(1.) The petitioners are Directors of a firm known as Harbals Private Limited Company which carries on the business of preparing Ayurvedic medicines at B. M. Das Road in Patna Town. The Excise Inspector (P. W. 3) searched the premises of the petitioner's firm and, on the 19th June, 1960, seized 21 phials of different kinds of preparations as samples. He sent them to the Excise Chemist (P. W. 4) for analysis. P. W. 4 submitted a report (exhibit 8), and thereafter P. W. 3 submitted a prosecution report (exhibit 6) against the petitioners. A Magistrate exercising first-class powers tried the petitioners, and has convicted them under Section 7 read with Section 6 of the Medicinal and Toilet Preparations (Excise Duties) Act, 1955 (hereinafter to be referred to as the Act). The 3rd Additional Sessions Judge of Patna has made this reference under Section 438 of the Code of Criminal Procedure with the recommendation, that the petitioners' conviction under Section 7 of the Act and the sentence imposed upon them be set aside.
(2.) Section 6 of the Act gives power to the Central Government to regulate the production or manufacture of dutiable goods or of specified component parts so that they may be produced or manufactured only in accordance with the terms and conditions of a licence granted under the Act. The Central Government in the Ministry of Finance (Department of Revenue) issued notification No.

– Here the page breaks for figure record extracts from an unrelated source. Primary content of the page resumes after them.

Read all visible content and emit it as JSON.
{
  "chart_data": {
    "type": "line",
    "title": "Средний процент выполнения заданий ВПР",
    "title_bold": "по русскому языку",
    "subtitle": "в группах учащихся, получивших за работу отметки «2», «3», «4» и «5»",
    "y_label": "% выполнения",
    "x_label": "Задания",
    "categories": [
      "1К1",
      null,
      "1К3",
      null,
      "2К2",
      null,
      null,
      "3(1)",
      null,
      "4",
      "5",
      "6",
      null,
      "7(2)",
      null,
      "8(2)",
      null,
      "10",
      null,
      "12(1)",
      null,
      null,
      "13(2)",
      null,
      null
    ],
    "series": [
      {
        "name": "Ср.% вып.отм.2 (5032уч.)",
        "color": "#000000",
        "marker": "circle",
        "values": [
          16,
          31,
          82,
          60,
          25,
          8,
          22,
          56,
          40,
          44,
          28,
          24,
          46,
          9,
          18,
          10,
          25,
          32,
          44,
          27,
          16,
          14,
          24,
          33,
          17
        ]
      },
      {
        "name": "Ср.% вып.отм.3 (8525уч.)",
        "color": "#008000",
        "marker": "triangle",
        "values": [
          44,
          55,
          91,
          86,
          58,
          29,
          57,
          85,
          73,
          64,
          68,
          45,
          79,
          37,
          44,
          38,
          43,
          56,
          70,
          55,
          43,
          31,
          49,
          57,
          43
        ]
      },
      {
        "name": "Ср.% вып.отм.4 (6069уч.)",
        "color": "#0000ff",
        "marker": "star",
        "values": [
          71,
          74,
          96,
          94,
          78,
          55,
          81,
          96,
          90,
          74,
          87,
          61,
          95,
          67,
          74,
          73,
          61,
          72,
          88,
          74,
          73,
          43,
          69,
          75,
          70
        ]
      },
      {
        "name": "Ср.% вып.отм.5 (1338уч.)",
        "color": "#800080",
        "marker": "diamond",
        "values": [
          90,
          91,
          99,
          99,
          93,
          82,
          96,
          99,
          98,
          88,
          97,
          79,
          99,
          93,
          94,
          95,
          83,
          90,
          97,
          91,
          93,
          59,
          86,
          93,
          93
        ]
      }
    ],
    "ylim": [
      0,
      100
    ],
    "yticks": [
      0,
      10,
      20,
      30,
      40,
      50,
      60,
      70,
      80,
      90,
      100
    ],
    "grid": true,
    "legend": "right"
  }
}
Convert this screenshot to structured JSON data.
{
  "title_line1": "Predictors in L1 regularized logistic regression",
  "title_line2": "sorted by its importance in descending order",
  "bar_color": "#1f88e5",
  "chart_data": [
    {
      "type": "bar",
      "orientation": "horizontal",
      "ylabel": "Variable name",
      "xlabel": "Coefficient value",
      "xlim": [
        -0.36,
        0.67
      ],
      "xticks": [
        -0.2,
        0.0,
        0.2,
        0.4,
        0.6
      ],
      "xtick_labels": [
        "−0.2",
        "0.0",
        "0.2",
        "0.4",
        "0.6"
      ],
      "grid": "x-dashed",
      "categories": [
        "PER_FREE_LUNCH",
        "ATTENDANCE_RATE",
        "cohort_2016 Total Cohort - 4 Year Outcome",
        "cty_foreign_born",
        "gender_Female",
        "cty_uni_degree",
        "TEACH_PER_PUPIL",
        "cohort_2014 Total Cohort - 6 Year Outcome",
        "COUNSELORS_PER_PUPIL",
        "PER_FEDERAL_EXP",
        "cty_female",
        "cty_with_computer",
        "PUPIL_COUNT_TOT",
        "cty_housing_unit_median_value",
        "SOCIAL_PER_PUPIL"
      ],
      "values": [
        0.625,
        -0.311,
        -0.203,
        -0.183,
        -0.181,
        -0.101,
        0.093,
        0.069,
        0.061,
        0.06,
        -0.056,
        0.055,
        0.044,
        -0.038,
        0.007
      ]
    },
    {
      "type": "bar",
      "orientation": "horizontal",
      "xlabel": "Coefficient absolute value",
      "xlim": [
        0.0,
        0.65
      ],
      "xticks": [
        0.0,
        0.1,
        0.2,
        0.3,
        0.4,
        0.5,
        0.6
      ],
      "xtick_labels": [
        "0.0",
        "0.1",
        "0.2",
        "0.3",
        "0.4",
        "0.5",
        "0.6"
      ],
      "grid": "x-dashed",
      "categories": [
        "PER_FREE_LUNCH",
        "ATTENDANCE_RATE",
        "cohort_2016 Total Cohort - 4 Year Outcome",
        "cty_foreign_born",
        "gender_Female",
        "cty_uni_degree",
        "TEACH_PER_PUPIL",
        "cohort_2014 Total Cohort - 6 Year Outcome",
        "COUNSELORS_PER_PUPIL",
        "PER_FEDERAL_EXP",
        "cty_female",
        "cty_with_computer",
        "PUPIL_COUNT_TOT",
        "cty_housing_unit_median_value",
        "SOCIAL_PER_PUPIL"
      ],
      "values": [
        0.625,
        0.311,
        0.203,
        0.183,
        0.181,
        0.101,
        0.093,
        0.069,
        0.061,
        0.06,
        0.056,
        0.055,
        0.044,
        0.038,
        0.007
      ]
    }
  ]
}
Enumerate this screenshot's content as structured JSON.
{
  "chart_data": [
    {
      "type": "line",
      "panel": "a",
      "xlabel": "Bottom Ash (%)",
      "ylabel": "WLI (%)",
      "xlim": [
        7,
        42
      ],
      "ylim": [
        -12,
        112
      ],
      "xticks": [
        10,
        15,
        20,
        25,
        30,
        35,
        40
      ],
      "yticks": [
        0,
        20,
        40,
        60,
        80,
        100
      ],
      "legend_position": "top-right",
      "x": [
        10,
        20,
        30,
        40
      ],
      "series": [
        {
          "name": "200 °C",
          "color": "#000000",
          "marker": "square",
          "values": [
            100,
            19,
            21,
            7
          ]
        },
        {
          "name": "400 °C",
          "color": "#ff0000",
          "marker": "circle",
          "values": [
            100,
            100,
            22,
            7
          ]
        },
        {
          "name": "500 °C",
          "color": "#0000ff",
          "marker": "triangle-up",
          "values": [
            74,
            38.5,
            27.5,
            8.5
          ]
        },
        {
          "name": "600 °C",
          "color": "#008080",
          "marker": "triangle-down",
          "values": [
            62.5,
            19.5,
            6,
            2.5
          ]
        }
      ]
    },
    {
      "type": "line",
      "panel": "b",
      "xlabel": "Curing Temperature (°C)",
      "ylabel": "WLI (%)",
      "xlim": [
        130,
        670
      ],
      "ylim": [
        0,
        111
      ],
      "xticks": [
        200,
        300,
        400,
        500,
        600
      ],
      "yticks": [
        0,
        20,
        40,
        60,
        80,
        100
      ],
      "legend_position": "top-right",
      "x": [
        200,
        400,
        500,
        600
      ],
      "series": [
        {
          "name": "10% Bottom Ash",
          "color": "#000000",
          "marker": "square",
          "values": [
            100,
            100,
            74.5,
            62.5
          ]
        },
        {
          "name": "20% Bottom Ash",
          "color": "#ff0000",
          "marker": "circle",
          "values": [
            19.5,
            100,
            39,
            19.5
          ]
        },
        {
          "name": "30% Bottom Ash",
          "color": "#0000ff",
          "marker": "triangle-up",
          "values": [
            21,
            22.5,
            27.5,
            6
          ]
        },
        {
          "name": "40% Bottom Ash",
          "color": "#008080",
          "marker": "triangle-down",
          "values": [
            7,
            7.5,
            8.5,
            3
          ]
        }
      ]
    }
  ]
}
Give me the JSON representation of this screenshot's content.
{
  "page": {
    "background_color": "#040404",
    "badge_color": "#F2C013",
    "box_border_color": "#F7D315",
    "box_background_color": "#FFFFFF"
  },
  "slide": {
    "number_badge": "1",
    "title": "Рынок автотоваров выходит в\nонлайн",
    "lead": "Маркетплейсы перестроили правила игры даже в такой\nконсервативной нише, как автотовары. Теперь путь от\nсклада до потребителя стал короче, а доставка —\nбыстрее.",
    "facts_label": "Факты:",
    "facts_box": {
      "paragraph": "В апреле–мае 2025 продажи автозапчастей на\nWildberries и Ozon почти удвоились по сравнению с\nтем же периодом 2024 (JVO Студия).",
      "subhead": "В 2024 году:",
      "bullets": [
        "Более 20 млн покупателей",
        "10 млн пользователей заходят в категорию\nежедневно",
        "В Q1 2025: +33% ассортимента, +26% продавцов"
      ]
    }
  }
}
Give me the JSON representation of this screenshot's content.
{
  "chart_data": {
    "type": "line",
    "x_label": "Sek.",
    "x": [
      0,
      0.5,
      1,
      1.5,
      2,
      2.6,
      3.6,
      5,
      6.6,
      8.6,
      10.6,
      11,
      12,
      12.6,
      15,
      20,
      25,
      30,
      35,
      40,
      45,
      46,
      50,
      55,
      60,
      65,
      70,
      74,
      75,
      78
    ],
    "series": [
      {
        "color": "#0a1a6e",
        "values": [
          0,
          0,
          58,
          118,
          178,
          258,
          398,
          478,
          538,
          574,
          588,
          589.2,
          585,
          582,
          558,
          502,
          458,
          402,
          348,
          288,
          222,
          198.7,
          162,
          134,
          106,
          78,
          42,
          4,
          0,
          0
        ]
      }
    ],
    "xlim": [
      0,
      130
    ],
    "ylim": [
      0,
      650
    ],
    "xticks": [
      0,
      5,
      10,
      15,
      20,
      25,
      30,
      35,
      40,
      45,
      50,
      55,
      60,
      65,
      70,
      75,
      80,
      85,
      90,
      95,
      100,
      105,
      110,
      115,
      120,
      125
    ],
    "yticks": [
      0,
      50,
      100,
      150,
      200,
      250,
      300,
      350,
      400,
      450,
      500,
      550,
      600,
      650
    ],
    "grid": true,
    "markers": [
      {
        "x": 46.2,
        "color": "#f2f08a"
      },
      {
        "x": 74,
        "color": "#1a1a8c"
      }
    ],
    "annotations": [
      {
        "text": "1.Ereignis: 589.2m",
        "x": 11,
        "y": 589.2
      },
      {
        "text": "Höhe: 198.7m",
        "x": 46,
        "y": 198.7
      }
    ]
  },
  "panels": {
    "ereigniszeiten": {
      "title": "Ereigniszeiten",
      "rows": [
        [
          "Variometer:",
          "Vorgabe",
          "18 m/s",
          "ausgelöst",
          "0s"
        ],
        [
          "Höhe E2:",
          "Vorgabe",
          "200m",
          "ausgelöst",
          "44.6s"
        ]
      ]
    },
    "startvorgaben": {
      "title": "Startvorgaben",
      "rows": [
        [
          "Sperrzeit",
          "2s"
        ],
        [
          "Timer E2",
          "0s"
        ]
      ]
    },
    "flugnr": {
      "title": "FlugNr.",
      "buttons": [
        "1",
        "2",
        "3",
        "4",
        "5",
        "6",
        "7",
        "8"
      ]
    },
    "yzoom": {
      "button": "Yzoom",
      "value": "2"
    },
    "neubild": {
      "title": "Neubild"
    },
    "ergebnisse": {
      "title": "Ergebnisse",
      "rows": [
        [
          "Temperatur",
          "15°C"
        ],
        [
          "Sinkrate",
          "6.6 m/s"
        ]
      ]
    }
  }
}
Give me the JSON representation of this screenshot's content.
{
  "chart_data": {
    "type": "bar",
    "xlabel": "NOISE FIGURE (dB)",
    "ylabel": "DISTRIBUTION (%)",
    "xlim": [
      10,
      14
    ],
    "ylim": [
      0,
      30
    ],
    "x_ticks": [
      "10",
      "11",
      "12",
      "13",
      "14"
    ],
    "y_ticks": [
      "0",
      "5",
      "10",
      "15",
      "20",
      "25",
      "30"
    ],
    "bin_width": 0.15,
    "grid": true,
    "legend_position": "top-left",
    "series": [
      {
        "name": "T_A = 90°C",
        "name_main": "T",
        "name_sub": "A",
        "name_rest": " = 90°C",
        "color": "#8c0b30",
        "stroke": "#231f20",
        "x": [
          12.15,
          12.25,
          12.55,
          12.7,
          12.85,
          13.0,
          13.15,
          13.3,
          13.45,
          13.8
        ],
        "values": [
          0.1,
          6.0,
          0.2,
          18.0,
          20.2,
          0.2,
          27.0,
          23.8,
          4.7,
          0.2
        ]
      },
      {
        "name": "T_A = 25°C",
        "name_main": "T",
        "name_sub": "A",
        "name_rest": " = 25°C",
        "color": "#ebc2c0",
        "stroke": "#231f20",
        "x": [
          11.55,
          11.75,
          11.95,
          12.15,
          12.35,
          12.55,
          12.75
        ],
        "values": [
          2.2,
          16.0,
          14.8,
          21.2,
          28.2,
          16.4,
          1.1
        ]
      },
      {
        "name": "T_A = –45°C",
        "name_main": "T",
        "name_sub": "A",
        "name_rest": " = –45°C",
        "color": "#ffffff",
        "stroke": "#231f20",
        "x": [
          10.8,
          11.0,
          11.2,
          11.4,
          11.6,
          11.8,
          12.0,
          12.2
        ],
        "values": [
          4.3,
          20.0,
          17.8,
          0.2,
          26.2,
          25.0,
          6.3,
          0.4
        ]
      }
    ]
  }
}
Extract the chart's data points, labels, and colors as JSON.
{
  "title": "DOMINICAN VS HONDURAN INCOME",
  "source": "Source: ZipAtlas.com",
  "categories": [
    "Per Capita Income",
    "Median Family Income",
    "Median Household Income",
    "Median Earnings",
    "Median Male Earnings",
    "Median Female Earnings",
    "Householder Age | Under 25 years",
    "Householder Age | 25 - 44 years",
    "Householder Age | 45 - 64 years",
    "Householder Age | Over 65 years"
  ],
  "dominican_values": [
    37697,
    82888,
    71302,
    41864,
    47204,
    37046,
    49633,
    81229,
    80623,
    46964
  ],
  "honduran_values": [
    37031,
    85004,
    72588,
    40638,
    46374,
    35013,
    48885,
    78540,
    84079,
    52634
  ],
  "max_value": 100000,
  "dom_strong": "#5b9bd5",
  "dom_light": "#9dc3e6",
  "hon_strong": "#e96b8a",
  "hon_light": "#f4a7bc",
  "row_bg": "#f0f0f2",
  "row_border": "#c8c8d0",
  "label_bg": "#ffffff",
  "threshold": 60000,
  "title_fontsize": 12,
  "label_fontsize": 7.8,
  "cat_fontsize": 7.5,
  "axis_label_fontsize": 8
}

S. R. O. 1295, dated the 27th, April, 1957, whereby it prohibited the production or manufacture of dutiable goods except under a licence granted under the provisions of the Medicinal and Toilet Preparations (Excise Duties) Rules, 1956, which will henceforth be referred to as the Rules.
(3.) The prosecution case against the petitioners is that they have contravened the provisions of the above notification by engaging in the production and manufacture of dutiable goods. The trying Magistrate has not specified the clause of Section 7, under which the petitioners are guilty; but it appears that he has applied Clause (a) of that section. The learned Additional Sessions Judge was of the opinion that the Magistrate may have applied either Clause (a) or Clause (b); but I do not think that there is any case under Clause (b) because the learned Standing Counsel has not pointed out any case of evasion of payment of any duty of excise against the petitioners. The only question, therefore, which arises for consideration is whether the petitioners' conviction under Section 7 (a) of the Act is correct.